Recent Accounting Pronouncements
Recently Adopted Pronouncements
In October 2009, the FASB issued guidance on multiple-deliverable revenue arrangements which requires an entity to allocate consideration at the inception of an arrangement to all of its deliverables based on their relative selling prices. This guidance eliminates the use of the residual method of allocation and requires allocation using the relative-selling-price method in all circumstances in which an entity recognizes revenue for an arrangement with multiple deliverables. The Company adopted this guidance on January 1, 2011 and is applying it prospectively. The adoption of this guidance did not have a material effect on the Company's financial position or results of operations.
In December 2010, the FASB issued guidance on disclosure of supplementary pro forma information for business combinations which amends and requires additional pro forma disclosure requirements for material business combinations on an individual or aggregate basis including pro forma revenue and earnings of the combined entity as if the acquisition date(s) had occurred as of the beginning of the comparable prior annual reporting period. This guidance also expands the supplemental pro forma disclosure requirements to include a description of the nature and amount of any material non-recurring adjustments that are directly attributable to the business combination. The Company adopted this guidance and is applying it prospectively to business combinations with an acquisition date on or after January 1, 2011.
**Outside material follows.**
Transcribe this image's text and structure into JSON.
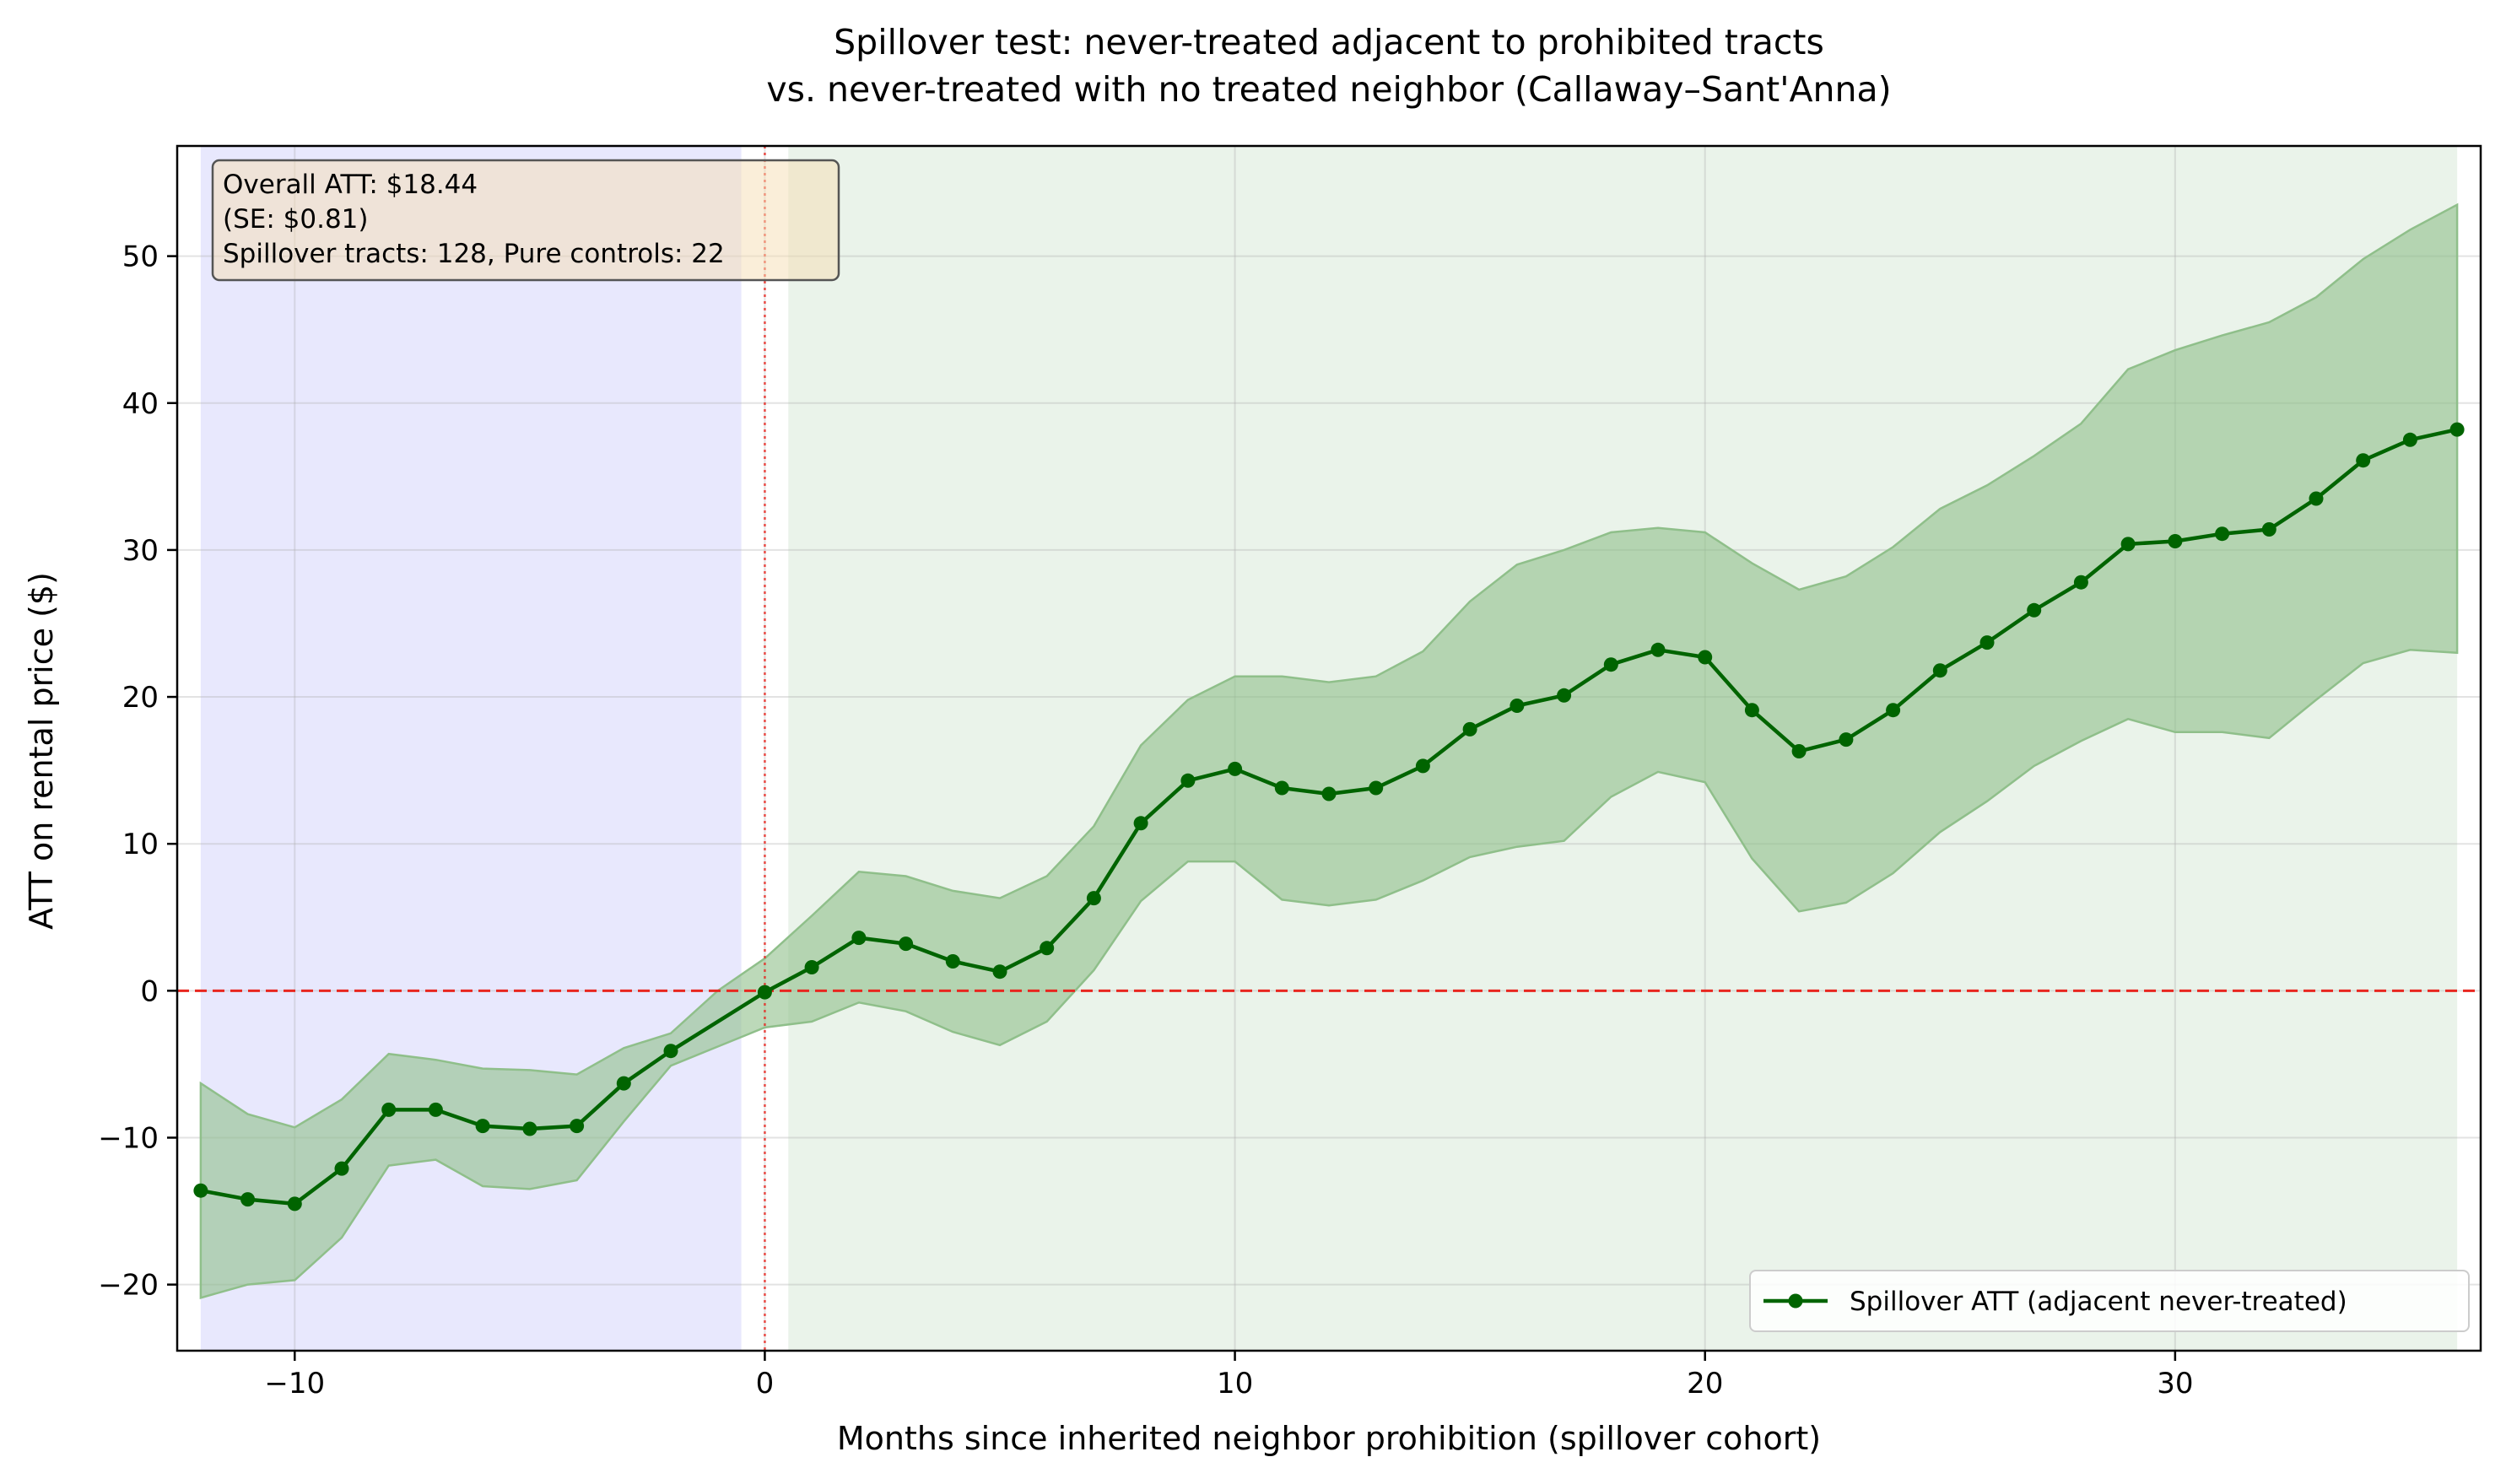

Recently Issued Pronouncements
In May 2011, the FASB issued guidance that improves comparability of fair value measurements presented and disclosed in financial statements. This guidance clarifies the application of existing fair value measurement requirements including (1) the application of the highest and best use and valuation premise concepts, (2) measuring the fair value of an instrument classified in a reporting entity's stockholders' equity, and (3) quantitative information required for fair value measurements categorized within Level 3. It also provides guidance on measuring the fair value of financial instruments managed within a portfolio, and application of premiums and discounts in a fair value measurement. Lastly, it requires additional disclosure for Level 3 measurements regarding the sensitivity of the fair value to changes in unobservable inputs and any interrelationships between those inputs. The amendments in this guidance are to be applied prospectively, and are effective for interim and annual periods beginning after December 15, 2011. The Company will adopt this guidance on January 1, 2012 and does not expect the adoption of this standard to have a material effect on its financial position or results of operations.
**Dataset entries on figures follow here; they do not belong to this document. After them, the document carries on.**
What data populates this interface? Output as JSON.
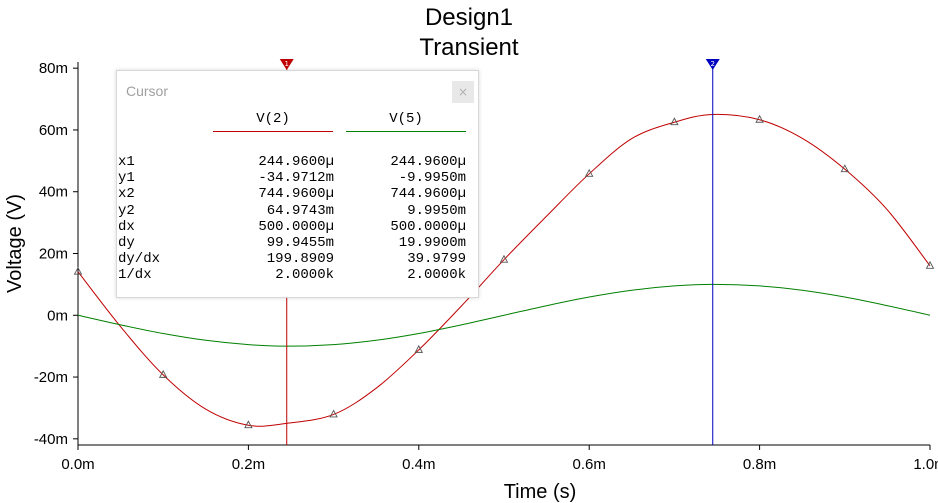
{
  "chart_data": {
    "type": "line",
    "title": "Design1",
    "subtitle": "Transient",
    "xlabel": "Time (s)",
    "ylabel": "Voltage (V)",
    "xlim": [
      0,
      0.001
    ],
    "ylim": [
      -0.042,
      0.082
    ],
    "x_ticks": [
      {
        "value": 0,
        "label": "0.0m"
      },
      {
        "value": 0.0002,
        "label": "0.2m"
      },
      {
        "value": 0.0004,
        "label": "0.4m"
      },
      {
        "value": 0.0006,
        "label": "0.6m"
      },
      {
        "value": 0.0008,
        "label": "0.8m"
      },
      {
        "value": 0.001,
        "label": "1.0m"
      }
    ],
    "y_ticks": [
      {
        "value": -0.04,
        "label": "-40m"
      },
      {
        "value": -0.02,
        "label": "-20m"
      },
      {
        "value": 0,
        "label": "0m"
      },
      {
        "value": 0.02,
        "label": "20m"
      },
      {
        "value": 0.04,
        "label": "40m"
      },
      {
        "value": 0.06,
        "label": "60m"
      },
      {
        "value": 0.08,
        "label": "80m"
      }
    ],
    "grid": false,
    "series": [
      {
        "name": "V(2)",
        "color": "#c00000",
        "marker": "triangle",
        "x": [
          0,
          5e-05,
          0.0001,
          0.00015,
          0.0002,
          0.000245,
          0.0003,
          0.00035,
          0.0004,
          0.00045,
          0.0005,
          0.00055,
          0.0006,
          0.00065,
          0.0007,
          0.000745,
          0.0008,
          0.00085,
          0.0009,
          0.00095,
          0.001
        ],
        "y": [
          0.0141,
          -0.0037,
          -0.0193,
          -0.0304,
          -0.0356,
          -0.035,
          -0.0321,
          -0.0236,
          -0.0112,
          0.003,
          0.018,
          0.0321,
          0.0458,
          0.0572,
          0.0625,
          0.065,
          0.0633,
          0.0573,
          0.0473,
          0.0341,
          0.016
        ]
      },
      {
        "name": "V(5)",
        "color": "#008000",
        "x": [
          0,
          5e-05,
          0.0001,
          0.00015,
          0.0002,
          0.000245,
          0.0003,
          0.00035,
          0.0004,
          0.00045,
          0.0005,
          0.00055,
          0.0006,
          0.00065,
          0.0007,
          0.000745,
          0.0008,
          0.00085,
          0.0009,
          0.00095,
          0.001
        ],
        "y": [
          0,
          -0.0031,
          -0.0059,
          -0.0081,
          -0.0095,
          -0.01,
          -0.0095,
          -0.0081,
          -0.0059,
          -0.0031,
          0,
          0.0031,
          0.0059,
          0.0081,
          0.0095,
          0.01,
          0.0095,
          0.0081,
          0.0059,
          0.0031,
          0
        ]
      }
    ],
    "cursors": [
      {
        "x": 0.000245,
        "color": "#c00000",
        "label": "1"
      },
      {
        "x": 0.000745,
        "color": "#0000c0",
        "label": "2"
      }
    ]
  },
  "cursor_panel": {
    "title": "Cursor",
    "close": "×",
    "columns": [
      {
        "name": "V(2)",
        "color": "#c00000"
      },
      {
        "name": "V(5)",
        "color": "#008000"
      }
    ],
    "rows": [
      {
        "label": "x1",
        "v1": "244.9600µ",
        "v2": "244.9600µ"
      },
      {
        "label": "y1",
        "v1": "-34.9712m",
        "v2": "-9.9950m"
      },
      {
        "label": "x2",
        "v1": "744.9600µ",
        "v2": "744.9600µ"
      },
      {
        "label": "y2",
        "v1": "64.9743m",
        "v2": "9.9950m"
      },
      {
        "label": "dx",
        "v1": "500.0000µ",
        "v2": "500.0000µ"
      },
      {
        "label": "dy",
        "v1": "99.9455m",
        "v2": "19.9900m"
      },
      {
        "label": "dy/dx",
        "v1": "199.8909",
        "v2": "39.9799"
      },
      {
        "label": "1/dx",
        "v1": "2.0000k",
        "v2": "2.0000k"
      }
    ]
  }
}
In June 2011, the FASB issued guidance which revises the manner in which entities present comprehensive income in their financial statements. The new guidance eliminates the presentation option to report other comprehensive income and its components in the statement of changes in stockholders' equity and requires entities to report components of comprehensive income in either a continuous statement of comprehensive income or in two separate, but consecutive, statements. This guidance does not change the items that must be reported in other comprehensive income, however, it does require the entity to present on the face of the financial statements reclassification adjustments for the items that are reclassified from OCI to net income in the financial statements where the components of net income and OCI are presented. This guidance is effective for interim and annual periods beginning after December 15, 2011. Early adoption of the new guidance is permitted and full retrospective application is required. The Company will adopt this guidance on January 1, 2012.